Returning to San Francisco on 4 June, Burleigh embarked troops and supplies and steamed to Guam via Pearl Harbor, Eniwetok, and Saipan. She returned to San Francisco on 2 August.

===Operation Magic Carpet===
With the cessation of hostilities, Burleigh was assigned to the Operation Magic Carpet fleet returning veterans from the Pacific until March 1946.

===Decommissioning and fate===
On 15 March 1946 she departed the West Coast for Norfolk, Virginia, where she arrived in April. She was decommissioned on 11 June 1946 and returned to the Maritime Commission the following day.

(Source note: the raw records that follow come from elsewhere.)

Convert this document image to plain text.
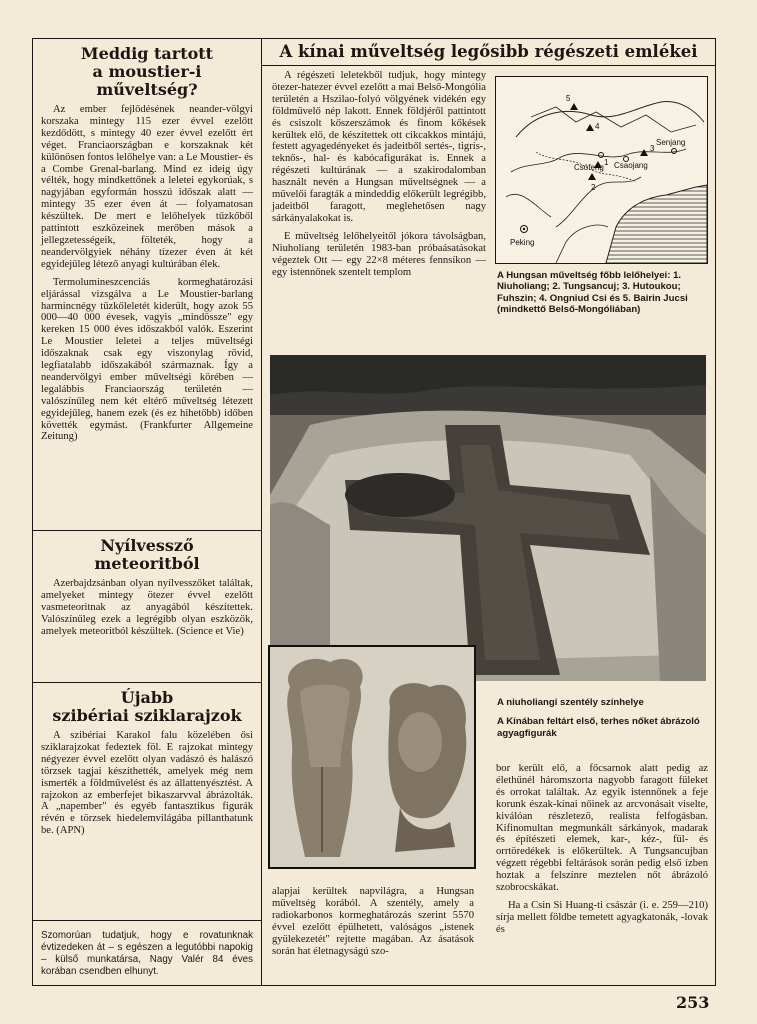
Meddig tartott
a moustier-i
műveltség?

Az ember fejlődésének neander-völgyi korszaka mintegy 115 ezer évvel ezelőtt kezdődött, s mintegy 40 ezer évvel ezelőtt ért véget. Franciaországban e korszaknak két különösen fontos lelőhelye van: a Le Moustier- és a Combe Grenal-barlang. Mind ez ideig úgy vélték, hogy mindkettőnek a leletei egykorúak, s nagyjában egyformán hosszú időszak alatt — mintegy 35 ezer éven át — folyamatosan készültek. De mert e lelőhelyek tűzkőből pattintott eszközeinek merőben mások a jellegzetességeik, fölteték, hogy a neandervölgyiek néhány tízezer éven át két egyidejűleg létező anyagi kultúrában élek.

Termolumineszcenciás kormeghatározási eljárással vizsgálva a Le Moustier-barlang harmincnégy tűzkőleletét kiderült, hogy azok 55 000—40 000 évesek, vagyis „mindössze" egy kereken 15 000 éves időszakból valók. Eszerint Le Moustier leletei a teljes műveltségi időszaknak csak egy viszonylag rövid, legfiatalabb időszakából származnak. Így a neandervölgyi ember műveltségi körében — legalábbis Franciaország területén — valószínűleg nem két eltérő műveltség létezett egyidejűleg, hanem ezek (és ez hihetőbb) időben követték egymást. (Frankfurter Allgemeine Zeitung)

Nyílvessző
meteoritból

Azerbajdzsánban olyan nyílvesszőket találtak, amelyeket mintegy ötezer évvel ezelőtt vasmeteoritnak az anyagából készítettek. Valószínűleg ezek a legrégibb olyan eszközök, amelyek meteoritból készültek. (Science et Vie)

Újabb
szibériai sziklarajzok

A szibériai Karakol falu közelében ősi sziklarajzokat fedeztek föl. E rajzokat mintegy négyezer évvel ezelőtt olyan vadászó és halászó törzsek tagjai készíthették, amelyek még nem ismerték a földművelést és az állattenyésztést. A rajzokon az emberfejet bikaszarvval ábrázolták. A „napember" és egyéb fantasztikus figurák révén e törzsek hiedelemvilágába pillanthatunk be. (APN)

Szomorúan tudatjuk, hogy e rovatunknak évtizedeken át – s egészen a legutóbbi napokig – külső munkatársa, Nagy Valér 84 éves korában csendben elhunyt.
A kínai műveltség legősibb régészeti emlékei

A régészeti leletekből tudjuk, hogy mintegy ötezer-hatezer évvel ezelőtt a mai Belső-Mongólia területén a Hszilao-folyó völgyének vidékén egy földművelő nép lakott. Ennek földjéről pattintott és csiszolt kőszerszámok és finom kőkések kerültek elő, de készítettek ott cikcakkos mintájú, festett agyagedényeket és jadeitből sertés-, tigris-, teknős-, hal- és kabócafigurákat is. Ennek a régészeti kultúrának — a szakirodalomban használt nevén a Hungsan műveltségnek — a művelői faragták a mindeddig előkerült legrégibb, jadeitből faragott, meglehetősen nagy sárkányalakokat is.

E műveltség lelőhelyeitől jókora távolságban, Niuholiang területén 1983-ban próbaásatásokat végeztek Ott — egy 22×8 méteres fennsíkon — egy istennőnek szentelt templom

5
4
1
2
3
Csófeng Csaojang
Senjang
Peking
A Hungsan műveltség főbb lelőhelyei: 1. Niuholiang; 2. Tungsancuj; 3. Hutoukou; Fuhszin; 4. Ongniud Csi és 5. Bairin Jucsi (mindkettő Belső-Mongóliában)
A niuholiangi szentély színhelye
A Kínában feltárt első, terhes nőket ábrázoló agyagfigurák

alapjai kerültek napvilágra, a Hungsan műveltség korából. A szentély, amely a radiokarbonos kormeghatározás szerint 5570 évvel ezelőtt épülhetett, valóságos „istenek gyülekezetét" rejtette magában. Az ásatások során hat életnagyságú szo-

bor került elő, a főcsarnok alatt pedig az élethűnél háromszorta nagyobb faragott füleket és orrokat találtak. Az egyik istennőnek a feje korunk észak-kínai nőinek az arcvonásait viselte, kiválóan részletezö, realista felfogásban. Kifinomultan megmunkált sárkányok, madarak és építészeti elemek, kar-, kéz-, fül- és orrtöredékek is előkerültek. A Tungsancujban végzett régebbi feltárások során pedig első ízben hoztak a felszínre meztelen nőt ábrázoló szobrocskákat.

Ha a Csin Si Huang-ti császár (i. e. 259—210) sírja mellett földbe temetett agyagkatonák, -lovak és

253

On 26 June 1947, she was sold to the Matson Navigation Company and was renamed SS Hawaiian Pilot.
On 14 July 1953 Hawaiian Pilot collided off San Francisco in fog with another C3 ship, the SS Jacob Luckenbach; the Jacob Luckenbach sank but the entire crew was saved by the Hawaiian Pilot. The damage to her bow was repaired.

She was again sold on 8 May 1961 to Oceanic Steamship Company, a Matson subsidiary, and was renamed SS Sonoma . On 21 January 1971, the ship was sold to Far East Line Inc. and finally on 17 March 1972 to Excelsior Marine Corporation and she was renamed SS Noma. She was sold for scrap in 1973.

==Awards==
Burleigh received one battle star for her World War II service.